Publié le 17 janvier 2026 à 20h06. Un homme d’une vingtaine d’années a été placé en détention provisoire après des accusations de violence conjugale, incluant des faits d’étranglement et d’agression physique, sur son ex-compagne dans le comté de Donegal, en Irlande.
- L’accusé a été présenté devant le tribunal de district de Letterkenny ce samedi et n’a pas contesté les accusations portées contre lui.

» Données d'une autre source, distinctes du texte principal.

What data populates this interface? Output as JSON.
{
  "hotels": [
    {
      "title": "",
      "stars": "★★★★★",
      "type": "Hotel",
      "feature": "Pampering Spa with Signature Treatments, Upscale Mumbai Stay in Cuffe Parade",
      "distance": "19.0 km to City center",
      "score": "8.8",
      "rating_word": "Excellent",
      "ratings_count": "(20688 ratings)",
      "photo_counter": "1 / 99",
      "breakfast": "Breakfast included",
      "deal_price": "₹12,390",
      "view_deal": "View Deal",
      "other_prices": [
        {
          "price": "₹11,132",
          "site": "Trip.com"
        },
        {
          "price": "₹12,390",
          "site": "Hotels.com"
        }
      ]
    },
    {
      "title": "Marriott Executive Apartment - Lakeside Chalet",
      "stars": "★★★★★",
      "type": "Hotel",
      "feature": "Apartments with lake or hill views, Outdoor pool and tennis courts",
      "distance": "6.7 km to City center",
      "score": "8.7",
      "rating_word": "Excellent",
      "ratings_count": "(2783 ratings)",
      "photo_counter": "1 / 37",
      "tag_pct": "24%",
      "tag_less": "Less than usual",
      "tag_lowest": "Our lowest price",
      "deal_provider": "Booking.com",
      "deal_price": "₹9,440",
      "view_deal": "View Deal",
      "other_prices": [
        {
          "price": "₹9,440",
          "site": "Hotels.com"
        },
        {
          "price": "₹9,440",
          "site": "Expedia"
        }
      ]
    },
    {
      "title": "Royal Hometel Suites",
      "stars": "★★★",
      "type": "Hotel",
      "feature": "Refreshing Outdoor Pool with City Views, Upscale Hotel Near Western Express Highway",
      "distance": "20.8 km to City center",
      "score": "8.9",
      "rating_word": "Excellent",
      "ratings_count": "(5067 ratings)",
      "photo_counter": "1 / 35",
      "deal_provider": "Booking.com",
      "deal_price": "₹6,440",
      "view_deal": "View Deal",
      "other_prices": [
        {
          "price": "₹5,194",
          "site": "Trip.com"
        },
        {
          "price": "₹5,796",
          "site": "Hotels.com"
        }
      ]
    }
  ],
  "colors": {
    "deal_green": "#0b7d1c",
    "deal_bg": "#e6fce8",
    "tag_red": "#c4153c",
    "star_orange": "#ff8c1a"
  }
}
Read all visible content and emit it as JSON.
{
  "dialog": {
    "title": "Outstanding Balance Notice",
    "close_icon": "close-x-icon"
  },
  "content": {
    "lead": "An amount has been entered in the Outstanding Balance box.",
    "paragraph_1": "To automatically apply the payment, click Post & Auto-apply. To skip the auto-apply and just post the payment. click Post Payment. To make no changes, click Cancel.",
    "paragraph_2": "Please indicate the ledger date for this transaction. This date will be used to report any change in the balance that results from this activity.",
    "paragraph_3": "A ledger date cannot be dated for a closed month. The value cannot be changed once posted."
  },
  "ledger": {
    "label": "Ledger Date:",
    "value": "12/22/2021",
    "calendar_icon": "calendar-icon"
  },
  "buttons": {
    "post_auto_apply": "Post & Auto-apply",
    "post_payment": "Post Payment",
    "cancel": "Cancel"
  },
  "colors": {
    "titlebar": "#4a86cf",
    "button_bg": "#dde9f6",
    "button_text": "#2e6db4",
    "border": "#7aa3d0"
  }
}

- La victime a témoigné de sa peur et a demandé une protection face à son agresseur, soulignant un changement inquiétant dans son comportement.
- L’État a exprimé de vives préoccupations quant à la sécurité de la femme si l’accusé était libéré sous caution, le qualifiant de « haut risque ».
Les faits se sont déroulés sur plusieurs semaines, débutant le 15 janvier lorsqu’une femme a contacté la Garda (police irlandaise) pour signaler des problèmes avec son ex-petit ami. Selon son témoignage, l’homme l’aurait interceptée alors qu’elle se rendait dans un lieu public près de Letterkenny, criant son nom et la poussant avant de la mordre. Des marques de morsures ont été constatées sur sa main, son cou et sa poitrine.
L’enquête a révélé d’autres allégations datant du 21 décembre 2025. La femme affirme que, lors d’une visite au domicile de l’accusé, il a brisé un miroir avec ses mains, puis l’aurait ramenée de force à l’intérieur, proférant des menaces de mort. Elle a rapporté à la Garda qu’il lui avait déclaré :
« Si je te tue, j’irai en prison pendant des années. Ta mort sera entre mes mains. »
Témoignage de la victime devant le tribunal Elle a également décrit comment l’homme lui aurait serré le cou et immobilisé ses jambes contre des chaises.
L’accusé a nié les faits les plus graves, qualifiant l’incident du 21 décembre de « combats ludiques », mais a avoué les faits liés à l’agression du 15 janvier. Il est accusé d’avoir intentionnellement ou imprudemment fait croire à la femme qu’elle risquait d’être étranglée, en vertu de la loi de 1997 sur les infractions non mortelles contre la personne, modifiée par la loi de 2023 sur la justice pénale. Il est également poursuivi pour dommages criminels liés à la destruction du miroir et pour recel de biens volés – deux après-rasages, Dior Sauvage et Tommy Hilfiger, d’une valeur d’environ 125 € – qui lui auraient été remis par un homme rencontré sur une application de rencontres.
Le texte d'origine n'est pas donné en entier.